Thief (1981)

Thief (1981), directed by Michael Mann.

He spent his youth in prison, surviving by being unattached and not caring whether he lived or died. Now he's out, a successful businessman and master diamond thief in a hurry. He wants a life: wife, child, everything he missed.

That's the tragic flaw: attachments make you vulnerable. The problem with crime is the people you have to deal with, and when they try to use his "life" as leverage to control him, he has to burn it all down and go back to what he was before. And kill those who made him do it.

A stunning first film from Michael Mann. You seldom see the mechanics of safe-breaking so intimately displayed. (Maybe in Rififi (1955)). Their consulting criminals provided the real tools of the trade and real cops and crooks appear in the film, often switching character roles.

A small criticism: the shootouts feature Peckinpah-style slow motion violence. For me, that's interesting in one or two movies, but an irritating gimmick thereafter.

First film for Robert Prosky, Jim Belushi, William Petersen and Dennis Farina.

Mann wanted a blues soundtrack but got Tangerine Dream instead, which I think is fortuitous. I complain about 80s synthesizer scores but here it's done right. Today the music would be rap-influenced, urban and inclining to violence. Instead we get a driving, soaring, techo anthem that celebrates men, their tools, and their stealing. I had the soundtrack album long ago, and other TD music from that era was similar. It got a "Razzie" nomination that year for worst music; I don't know where those people are coming from sometimes.

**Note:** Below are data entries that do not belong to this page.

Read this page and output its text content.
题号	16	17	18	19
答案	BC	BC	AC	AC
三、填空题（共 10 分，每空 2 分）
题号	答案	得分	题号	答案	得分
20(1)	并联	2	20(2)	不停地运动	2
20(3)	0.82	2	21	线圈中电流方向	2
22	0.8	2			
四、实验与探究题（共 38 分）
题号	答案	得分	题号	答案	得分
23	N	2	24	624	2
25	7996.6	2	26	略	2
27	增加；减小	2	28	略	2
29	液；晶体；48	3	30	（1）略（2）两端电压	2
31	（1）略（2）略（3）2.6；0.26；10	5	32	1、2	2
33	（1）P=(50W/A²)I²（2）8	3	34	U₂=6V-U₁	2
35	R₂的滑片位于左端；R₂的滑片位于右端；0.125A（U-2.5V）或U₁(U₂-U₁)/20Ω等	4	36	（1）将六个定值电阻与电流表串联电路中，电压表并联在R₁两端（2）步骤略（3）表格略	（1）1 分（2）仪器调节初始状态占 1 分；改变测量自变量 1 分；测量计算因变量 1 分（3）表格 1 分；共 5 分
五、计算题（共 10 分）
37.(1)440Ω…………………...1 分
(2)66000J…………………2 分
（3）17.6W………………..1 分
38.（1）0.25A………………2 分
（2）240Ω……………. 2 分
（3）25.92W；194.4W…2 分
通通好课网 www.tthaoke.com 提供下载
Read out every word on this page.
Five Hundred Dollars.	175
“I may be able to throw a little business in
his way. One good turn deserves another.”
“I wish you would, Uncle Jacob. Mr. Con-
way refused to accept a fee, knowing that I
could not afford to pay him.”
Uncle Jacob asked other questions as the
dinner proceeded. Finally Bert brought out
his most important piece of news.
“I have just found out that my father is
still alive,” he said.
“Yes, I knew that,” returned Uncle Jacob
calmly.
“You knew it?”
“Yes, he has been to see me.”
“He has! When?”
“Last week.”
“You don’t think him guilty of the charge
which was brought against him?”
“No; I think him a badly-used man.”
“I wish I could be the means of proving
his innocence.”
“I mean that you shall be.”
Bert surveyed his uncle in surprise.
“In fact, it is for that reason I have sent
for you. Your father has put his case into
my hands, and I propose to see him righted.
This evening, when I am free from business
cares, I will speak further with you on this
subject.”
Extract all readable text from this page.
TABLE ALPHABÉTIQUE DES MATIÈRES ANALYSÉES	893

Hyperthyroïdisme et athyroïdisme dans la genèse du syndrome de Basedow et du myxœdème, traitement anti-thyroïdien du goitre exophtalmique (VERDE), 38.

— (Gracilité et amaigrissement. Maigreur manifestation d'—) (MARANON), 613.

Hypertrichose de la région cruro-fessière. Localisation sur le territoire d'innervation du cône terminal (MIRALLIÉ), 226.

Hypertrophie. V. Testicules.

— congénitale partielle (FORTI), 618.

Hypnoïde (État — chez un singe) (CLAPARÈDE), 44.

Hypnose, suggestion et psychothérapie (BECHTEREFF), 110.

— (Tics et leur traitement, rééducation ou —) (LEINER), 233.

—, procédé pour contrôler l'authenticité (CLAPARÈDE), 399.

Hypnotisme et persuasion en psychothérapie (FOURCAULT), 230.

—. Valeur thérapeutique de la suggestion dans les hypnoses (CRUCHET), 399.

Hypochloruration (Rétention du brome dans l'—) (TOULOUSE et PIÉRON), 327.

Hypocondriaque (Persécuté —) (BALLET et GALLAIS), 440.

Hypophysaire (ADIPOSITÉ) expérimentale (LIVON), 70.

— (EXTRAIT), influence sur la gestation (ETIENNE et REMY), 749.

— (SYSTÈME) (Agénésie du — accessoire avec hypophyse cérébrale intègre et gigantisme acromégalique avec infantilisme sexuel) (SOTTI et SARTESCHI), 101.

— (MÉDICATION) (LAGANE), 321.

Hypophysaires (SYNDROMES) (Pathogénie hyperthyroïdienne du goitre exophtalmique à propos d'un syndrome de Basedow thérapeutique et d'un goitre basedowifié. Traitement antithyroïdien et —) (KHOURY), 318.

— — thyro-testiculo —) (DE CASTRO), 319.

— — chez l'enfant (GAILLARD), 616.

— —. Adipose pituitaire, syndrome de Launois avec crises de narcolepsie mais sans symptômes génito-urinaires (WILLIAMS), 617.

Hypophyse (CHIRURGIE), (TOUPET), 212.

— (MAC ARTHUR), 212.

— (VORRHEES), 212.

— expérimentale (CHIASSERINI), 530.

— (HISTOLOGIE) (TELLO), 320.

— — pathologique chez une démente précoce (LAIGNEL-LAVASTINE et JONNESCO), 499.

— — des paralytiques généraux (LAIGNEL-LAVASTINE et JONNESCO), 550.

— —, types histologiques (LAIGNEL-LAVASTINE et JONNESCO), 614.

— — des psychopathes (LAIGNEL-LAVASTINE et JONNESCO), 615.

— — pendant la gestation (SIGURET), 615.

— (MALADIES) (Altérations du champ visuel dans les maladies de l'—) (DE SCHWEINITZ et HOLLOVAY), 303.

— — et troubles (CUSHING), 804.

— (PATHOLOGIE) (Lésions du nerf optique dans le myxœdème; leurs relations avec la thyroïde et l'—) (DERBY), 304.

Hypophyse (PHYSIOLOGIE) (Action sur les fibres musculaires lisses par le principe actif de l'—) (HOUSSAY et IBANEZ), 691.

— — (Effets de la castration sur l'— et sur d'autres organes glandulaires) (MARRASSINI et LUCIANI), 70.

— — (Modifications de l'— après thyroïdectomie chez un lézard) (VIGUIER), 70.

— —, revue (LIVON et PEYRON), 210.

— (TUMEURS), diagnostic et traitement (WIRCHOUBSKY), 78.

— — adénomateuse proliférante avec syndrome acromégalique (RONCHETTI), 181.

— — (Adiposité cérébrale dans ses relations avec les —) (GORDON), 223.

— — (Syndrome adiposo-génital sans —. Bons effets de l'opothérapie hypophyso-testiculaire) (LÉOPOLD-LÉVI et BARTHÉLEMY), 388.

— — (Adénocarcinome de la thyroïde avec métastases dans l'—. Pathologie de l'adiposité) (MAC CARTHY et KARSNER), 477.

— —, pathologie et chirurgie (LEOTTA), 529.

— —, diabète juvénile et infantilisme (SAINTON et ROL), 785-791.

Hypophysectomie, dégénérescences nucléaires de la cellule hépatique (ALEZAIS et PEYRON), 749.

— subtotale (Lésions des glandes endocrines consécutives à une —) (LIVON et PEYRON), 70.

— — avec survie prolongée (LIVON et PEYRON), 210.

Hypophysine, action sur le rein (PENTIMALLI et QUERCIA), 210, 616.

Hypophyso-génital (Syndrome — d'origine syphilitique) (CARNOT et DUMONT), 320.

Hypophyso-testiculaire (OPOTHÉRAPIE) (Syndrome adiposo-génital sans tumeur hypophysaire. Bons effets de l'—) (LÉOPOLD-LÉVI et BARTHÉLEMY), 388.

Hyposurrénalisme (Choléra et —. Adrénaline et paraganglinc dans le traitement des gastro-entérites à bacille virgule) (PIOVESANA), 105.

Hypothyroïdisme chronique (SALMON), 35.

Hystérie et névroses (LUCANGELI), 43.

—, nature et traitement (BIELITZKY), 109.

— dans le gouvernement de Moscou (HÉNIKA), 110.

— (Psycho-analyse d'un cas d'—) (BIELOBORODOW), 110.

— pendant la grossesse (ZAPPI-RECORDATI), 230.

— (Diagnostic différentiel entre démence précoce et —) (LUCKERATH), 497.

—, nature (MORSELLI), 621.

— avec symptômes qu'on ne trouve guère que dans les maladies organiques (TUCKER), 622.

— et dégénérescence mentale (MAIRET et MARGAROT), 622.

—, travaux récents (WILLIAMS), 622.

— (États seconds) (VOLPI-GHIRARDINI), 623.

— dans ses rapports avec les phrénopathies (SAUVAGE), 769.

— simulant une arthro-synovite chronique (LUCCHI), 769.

Great Chicago locations; filmmakers love the Green Mill jazz club.

Criterion Blu-ray with a fond, spontaneous commentary track by the director, Caan and I'm not sure who else; I can't always tell who's talking. Caan says the long diner conversation with Tuesday Weld is his best performance.

Is this a different cut? I don't remember the scene with the fisherman after the opening heist.